That’s precisely why the agency should expand its private debt collection program, says Jeff Trinca, spokesperson for the Tax Fairness Coalition, a group representing private collectors currently working for the IRS.

“During 2007, more new debts came to the IRS than were closed, widening [the total] by a staggering 63 percent. Equally disturbing, the queue numbers don’t represent the $31 billion the IRS has given up on ever collecting,” said Trinca.

This $31 billion represents many debts under $5,000, the bulk of the accounts in the private debt collection program. The program netted the government $11 million in fiscal 2007.

Trinca says the program could do even better if it were expanded beyond the two companies currently running it, CBE Group and Pioneer Credit Recovery. The program was initially designed to include between 12 and 15 companies, but has been limited to its current size due to pressure from the National Treasury Employees Union, which includes IRS employees, and its allies, Trinca said.

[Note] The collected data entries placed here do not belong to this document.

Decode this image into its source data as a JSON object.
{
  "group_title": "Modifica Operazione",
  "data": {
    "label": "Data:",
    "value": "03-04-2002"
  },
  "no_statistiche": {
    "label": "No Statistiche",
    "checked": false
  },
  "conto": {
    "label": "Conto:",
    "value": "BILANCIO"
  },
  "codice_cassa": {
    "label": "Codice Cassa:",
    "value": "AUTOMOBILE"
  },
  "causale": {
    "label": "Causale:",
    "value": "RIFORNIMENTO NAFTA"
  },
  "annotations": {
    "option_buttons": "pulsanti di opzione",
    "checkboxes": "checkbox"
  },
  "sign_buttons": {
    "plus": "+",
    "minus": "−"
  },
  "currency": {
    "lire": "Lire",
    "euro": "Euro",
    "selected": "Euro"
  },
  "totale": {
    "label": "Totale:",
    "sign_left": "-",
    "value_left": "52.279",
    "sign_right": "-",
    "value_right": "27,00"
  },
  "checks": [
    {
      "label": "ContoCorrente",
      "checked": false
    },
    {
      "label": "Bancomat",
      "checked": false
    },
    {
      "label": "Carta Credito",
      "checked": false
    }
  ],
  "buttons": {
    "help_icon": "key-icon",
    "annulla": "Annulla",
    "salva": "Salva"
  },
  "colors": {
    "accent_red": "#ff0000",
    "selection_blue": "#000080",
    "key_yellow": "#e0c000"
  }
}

In the days leading up to April 15, the NTEU successfully pushed a bill through the House that would kill the privatization program. However, similar measures sit in the Senate going nowhere. Trinca doesn’t expect any movement to expand the program, either, because Congress’ budgetary process is already behind schedule. Trinca believes that the program is likely to continue in its current form what with Capitol Hill focused on its summer recess and the November elections.